Redfish

The redfish boom

Madisonville teenager used the first days of 2019's summer to take this 'keeper' redfish on a trip to Chef Menteur Pass. Redfish have become the mainstay target for coastal anglers throughout this year when speckled trout turn finicky, and have provided near nonstop action in most inshore marshes for the last six weeks.

If there’s anything to hang your hat on for 2019, it begins in the year’s first two months when Mississippi wildlife biologists found chronic wasting disease in a deer in an area close to the Mississippi River, and too close to Louisiana for comfort.

Since deer can swim most any river, the alarm went up at Wildlife and Fisheries headquarters in Baton Rouge.

If there’s one thing to learn from more than 35 years of dealing with wildlife and fisheries issues, it’s the unparalleled dedication of LDWF biologists and game managers. And since CWD has been found in Louisiana’s three neighboring states, you can add Dr. Jim LaCour’s LWDF veterinarian section to that list.

Enlisting the help of landowners in three parishes near the Mississippi CWD site, LDWF teams set about testing nearly 300 deer for this dreaded disease.

They found nothing — thank goodness — yet vigilance is the byword here, and LaCour and the biologists are a most determined lot in keeping CWD from our state.

The ‘act’

Offshore fishermen, the “private” kind, enjoyed a second Extended Fishing Permit for taking red snapper, and they took to state and federal waters with the largest allotment of red snapper since the Gulf of Mexico Fishery Management Council put the clamps on red snapper catches a generation ago.

Now that the Modern Fish Act will allow state fishery commissions in 2020 to regulate the take of red snapper for private recreation anglers, let’s hope state marine fisheries managers learned from the past two EFP seasons.

In 2018, when LA Creel, the LDWF’s heralded fishery data collection system, got our state within 5,000 pounds of a near 750,000-pound quota, it seemed we stumbled around in the final two months of the season trying to get that close to a near 816,000-pound quota this year. It wasn’t until Nov. 28 when the LDWF opened everyday red snapper catches after months of Friday-through-Sunday openings. It should have come earlier, if only to allow for the rough weather fall brings to our state’s offshore waters.

Knowing the nearer-to-shore movement of red snapper in the winter months, maybe in 2020, there could be a weekend-only red snapper season in February or March. True, those months bring their versions of foul weather, but there are those periods in those two months when calm seas and cooler conditions might prompt fisheries managers to allow trips.

Trout talk

Speckled trout became a hot topic in the middle of the year when state fisheries biologists used data to show what appeared to be a population decline.

It might be too early to make a definitive statement on the overall health of our state's mostly highly sought-after saltwater fish, but it started a discussion, and that can open doors to a far-ranging discussion about the interplay between a fish population and the growing number of fishermen chasing them.

A new term

After the stormy beginning Gov. John Edwards brought to the Department of Wildlife and Fisheries in his first term, Louisianans can only hope and pray we don’t see a repeat of the same in Edwards’ second term.

It’s likely Jack Montoucet will remain LDWF secretary, and this former state representative has new ideas about the growing number of wild alligators in our state that could add another nuisance to our Sportsman’s Paradise nickname.

On the horizon

It’s a near sure bet there will be a bill introduced in the next legislative session to raise hunting and fishing license fees. Backers gave it a shot in 2018, but the bill gained little traction if only because there was no corresponding increase in commercial licenses. Maybe the folks who pushed in 2018 learned from that attempt.

Get the kids out

By now, most folks know BREC teamed with the LDWF to stock rainbow trout in Forest, Perkins Road, Zachary, Central, Howell and Burbank community/sports parks in East Baton Rouge Parish.

Ponds at the Lamar Dixon Expo Center in Gonzales got rainbows, too.

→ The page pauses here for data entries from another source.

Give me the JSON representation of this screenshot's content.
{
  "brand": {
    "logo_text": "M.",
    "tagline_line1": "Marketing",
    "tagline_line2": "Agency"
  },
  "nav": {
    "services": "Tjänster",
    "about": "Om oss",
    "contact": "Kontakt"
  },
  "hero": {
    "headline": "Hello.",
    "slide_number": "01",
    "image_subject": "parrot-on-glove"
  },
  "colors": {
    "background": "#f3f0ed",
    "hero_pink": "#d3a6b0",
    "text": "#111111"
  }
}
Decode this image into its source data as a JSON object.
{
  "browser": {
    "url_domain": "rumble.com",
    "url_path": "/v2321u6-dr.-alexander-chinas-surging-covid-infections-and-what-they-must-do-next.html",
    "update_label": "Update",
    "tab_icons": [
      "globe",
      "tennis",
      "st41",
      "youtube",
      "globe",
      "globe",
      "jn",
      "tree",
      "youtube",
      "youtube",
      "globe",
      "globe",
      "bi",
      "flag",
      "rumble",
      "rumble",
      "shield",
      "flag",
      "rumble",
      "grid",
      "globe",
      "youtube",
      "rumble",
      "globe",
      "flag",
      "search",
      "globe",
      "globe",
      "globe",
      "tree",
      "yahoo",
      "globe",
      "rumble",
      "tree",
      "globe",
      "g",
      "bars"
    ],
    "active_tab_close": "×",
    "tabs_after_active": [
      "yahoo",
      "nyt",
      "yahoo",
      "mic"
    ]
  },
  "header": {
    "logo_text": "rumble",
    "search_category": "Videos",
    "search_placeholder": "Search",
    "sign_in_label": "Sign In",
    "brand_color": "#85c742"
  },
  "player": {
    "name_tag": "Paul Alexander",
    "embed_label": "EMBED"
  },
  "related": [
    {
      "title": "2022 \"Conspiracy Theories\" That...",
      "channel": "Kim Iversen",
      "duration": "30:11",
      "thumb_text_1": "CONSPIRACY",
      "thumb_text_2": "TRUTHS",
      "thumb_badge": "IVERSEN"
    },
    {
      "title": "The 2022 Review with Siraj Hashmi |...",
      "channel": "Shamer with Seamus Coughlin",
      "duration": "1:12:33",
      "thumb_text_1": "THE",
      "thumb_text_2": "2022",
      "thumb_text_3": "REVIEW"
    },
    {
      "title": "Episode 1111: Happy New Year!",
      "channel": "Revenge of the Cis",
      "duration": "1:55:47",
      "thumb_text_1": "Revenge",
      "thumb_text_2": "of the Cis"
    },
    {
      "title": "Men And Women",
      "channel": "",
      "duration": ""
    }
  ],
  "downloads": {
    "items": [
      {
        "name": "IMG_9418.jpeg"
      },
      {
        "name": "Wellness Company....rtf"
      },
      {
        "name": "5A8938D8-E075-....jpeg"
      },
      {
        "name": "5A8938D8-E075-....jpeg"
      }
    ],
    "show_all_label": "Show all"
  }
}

Now comes word from the LDWF about 1-2 pound rainbow trout stocked in community parks’ ponds across the state.

Ponds in Acadiana, Northshore and New Orleans areas include Girard Park in Lafayette, Southside Regional Park in Youngsville, I-10 Park in Jennings, Siidney Hutchinson Park in Walker, Zemurray Park near Hammond and Joe Brown Park in New Orleans.

Six other parks in central and north Louisiana were stocked, too, as part of the LDWF’s Get Out and Fish! Program with funding coming from the Louisiana Wildlife and Fisheries Foundation and the Sport Fish Restoration Fund.

There are daily limits, and if you're 16 or older you need a state basic fishing license.